「担当の赤屍蔵人と申します」

「よろしくお願いします」

オルゴールのBGMが聞こえる照明を落とした部屋に通され、フットバスに足を入れる。

「ゼラニウムとネロリの精油を入れています」

心地良い泡が足を包み、私はたまらず目を閉じた。
暫く忙しくてまともに眠れない日々が続いていたのだが、ここでマッサージを受ければ久しぶりにぐっすり眠れそうだ。

フットバスが終わるとベッドにうつ伏せに横たわる。

「マッサージはマジョラムとラベンダーをブレンドしたオイルを使います。香りはいかがでしょう?」

ガラス瓶の中のキラキラ光るオイルは素晴らしく良い香りがする。

「これでお願いします」

「かしこまりました」

赤屍さんは手にオイルをたっぷり含ませると、私の背中にあてがい大きくさすりはじめた。
ゆっくりと力強く、ぐっぐっとオイルをすり込んでくれる。

「皮膚が固くなっていますね。
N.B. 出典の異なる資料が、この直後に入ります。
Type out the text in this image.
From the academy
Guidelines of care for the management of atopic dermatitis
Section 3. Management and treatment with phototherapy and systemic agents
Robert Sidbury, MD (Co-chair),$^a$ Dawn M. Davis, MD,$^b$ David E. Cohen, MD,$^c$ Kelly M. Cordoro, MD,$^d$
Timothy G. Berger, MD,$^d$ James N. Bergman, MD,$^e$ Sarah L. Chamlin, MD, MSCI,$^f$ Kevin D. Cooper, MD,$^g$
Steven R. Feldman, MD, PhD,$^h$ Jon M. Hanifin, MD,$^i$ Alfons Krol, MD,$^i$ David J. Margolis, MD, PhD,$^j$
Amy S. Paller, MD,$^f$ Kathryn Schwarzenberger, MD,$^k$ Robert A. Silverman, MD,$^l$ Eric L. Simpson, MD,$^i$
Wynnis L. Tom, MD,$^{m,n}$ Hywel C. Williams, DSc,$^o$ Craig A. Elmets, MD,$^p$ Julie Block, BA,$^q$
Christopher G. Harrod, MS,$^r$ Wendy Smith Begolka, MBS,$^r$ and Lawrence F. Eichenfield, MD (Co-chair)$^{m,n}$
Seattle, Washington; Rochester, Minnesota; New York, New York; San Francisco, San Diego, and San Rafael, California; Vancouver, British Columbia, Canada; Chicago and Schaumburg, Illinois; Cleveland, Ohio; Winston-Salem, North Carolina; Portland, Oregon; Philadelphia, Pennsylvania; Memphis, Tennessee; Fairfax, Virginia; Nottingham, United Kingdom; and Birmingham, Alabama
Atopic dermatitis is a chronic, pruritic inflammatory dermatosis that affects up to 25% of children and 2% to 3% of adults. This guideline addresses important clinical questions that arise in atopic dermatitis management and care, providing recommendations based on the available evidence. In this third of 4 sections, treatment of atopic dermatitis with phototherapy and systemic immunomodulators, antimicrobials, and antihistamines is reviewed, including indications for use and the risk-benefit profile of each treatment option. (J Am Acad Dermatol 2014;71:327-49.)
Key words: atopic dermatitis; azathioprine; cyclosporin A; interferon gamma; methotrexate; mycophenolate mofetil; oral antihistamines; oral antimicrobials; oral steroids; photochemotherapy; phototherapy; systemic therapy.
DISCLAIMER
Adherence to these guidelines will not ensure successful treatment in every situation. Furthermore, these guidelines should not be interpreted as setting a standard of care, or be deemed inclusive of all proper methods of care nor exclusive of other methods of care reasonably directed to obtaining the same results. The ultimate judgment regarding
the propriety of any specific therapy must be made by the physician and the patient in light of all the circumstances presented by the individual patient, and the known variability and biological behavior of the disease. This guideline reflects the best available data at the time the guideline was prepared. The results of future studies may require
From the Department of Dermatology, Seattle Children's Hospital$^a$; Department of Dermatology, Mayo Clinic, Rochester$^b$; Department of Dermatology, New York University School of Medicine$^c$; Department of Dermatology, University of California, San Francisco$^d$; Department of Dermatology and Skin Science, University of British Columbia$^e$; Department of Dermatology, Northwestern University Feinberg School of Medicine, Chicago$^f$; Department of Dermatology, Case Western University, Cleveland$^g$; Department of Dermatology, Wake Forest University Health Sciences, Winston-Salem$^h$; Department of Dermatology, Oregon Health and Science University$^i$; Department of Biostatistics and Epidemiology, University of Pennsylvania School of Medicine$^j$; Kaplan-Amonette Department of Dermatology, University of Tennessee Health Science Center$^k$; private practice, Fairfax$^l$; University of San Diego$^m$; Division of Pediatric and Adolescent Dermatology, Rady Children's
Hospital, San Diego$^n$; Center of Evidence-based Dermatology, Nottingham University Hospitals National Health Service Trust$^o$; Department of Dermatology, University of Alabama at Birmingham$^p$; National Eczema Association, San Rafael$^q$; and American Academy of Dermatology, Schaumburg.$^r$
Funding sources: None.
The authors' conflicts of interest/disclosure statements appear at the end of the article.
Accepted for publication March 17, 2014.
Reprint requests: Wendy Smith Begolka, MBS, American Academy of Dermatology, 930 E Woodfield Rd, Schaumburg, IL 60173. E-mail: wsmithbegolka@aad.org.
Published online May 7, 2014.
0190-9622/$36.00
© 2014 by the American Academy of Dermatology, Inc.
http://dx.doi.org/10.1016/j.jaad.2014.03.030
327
綺麗な肌をしていらっしゃるのに、ストレスで本来の輝きを失っています。随分お疲れのようだ」

赤屍さんは手を休めることなく、優しい声でそう告げた。

「痛かったらおっしゃってくださいね」

労られるのはなんて気持ちが良いのだろう。
気遣ってもらうのはなんて気持ちが良いのだろう。
大きな手が背中をすべって、ほのかな甘い香りの中で溶けていきそうになる。

仰向けになって二の腕から手首までのマッサージ。
やわやわと腕を揉まれる。何度も何度も。
肩をくいくいと揉まれてそのまま首の後ろに手を回され、優しく揉みほぐされる。
しなやかな指がするすると首から肩までを押し流した。
ギューッとツボを押されて意識が途切れ途切れになり一瞬眠りに落ちそうになる。

両腕をたっぷりマッサージされた後、今度は手の平。
大きな手が私の手を包んで、ゆっくりとさすってくれる。
オイルですべりのよくなった指をつけ根から指の先まで一本一本丁寧に、しぼるように。
最後はきゅっと締めて軽くひっぱる。
10本の指全てを時間をかけて癒してくれる。

やがてお腹の上に手のひらを置かれ、ゆるゆると時計回りになでられた。
くすぐったくはなくてとてもあたたかくて心地良い。
いつも感じていた胃の重石が融けて、ふわりと気持ちが軽くなるようだった。
お腹がやわらかくなってくると、赤屍さんの手は撫でるのをやめて少し強めに揉みはじめた。
右、左、右、左と両手を交互に使ってぎゅっぎゅっと毒素を揉みだすようにお腹全体をほぐしていく。
力強いけれどリズミカルに軽やかに揉んでくれるので痛くない。
その後両手でおへそを包んでくれる。
またうつ伏せになり、足裏を擦られる頃にはぐっすりと眠ってしまっていた。
気がつくとタオルケットを掛けられていた。

「ゆっくり着替えて下さい。今日のお客様はなまえさんおひとりだけですから」

隣の部屋から赤屍さんの声がした。なぜ今起きたのがわかったのだろうかと不思議に思いつつ着替えを済ませ、隣室に行くと、小さなテーブルの上にハーブティーとクッキーが用意されていた。

「ラベンダーティーです」

香り豊かなティーを口に含むと、とてもすっきりした。
身体も先ほどまでと違い、重い何かを脱ぎ捨てたように軽やかになっている。

「いつもお忙しくて大変だと思いますが、ご自分を信じて頑張って下さい」

唐突に赤屍さんが話し出した。

「何があっても私は貴女の味方ですよ」

それを聞いて私はティーカップを持ったまま泣いてしまった。

「大丈夫ですよ、大丈夫」

赤屍さんは優しく微笑んで繰り返し私の背中を撫でてくれた。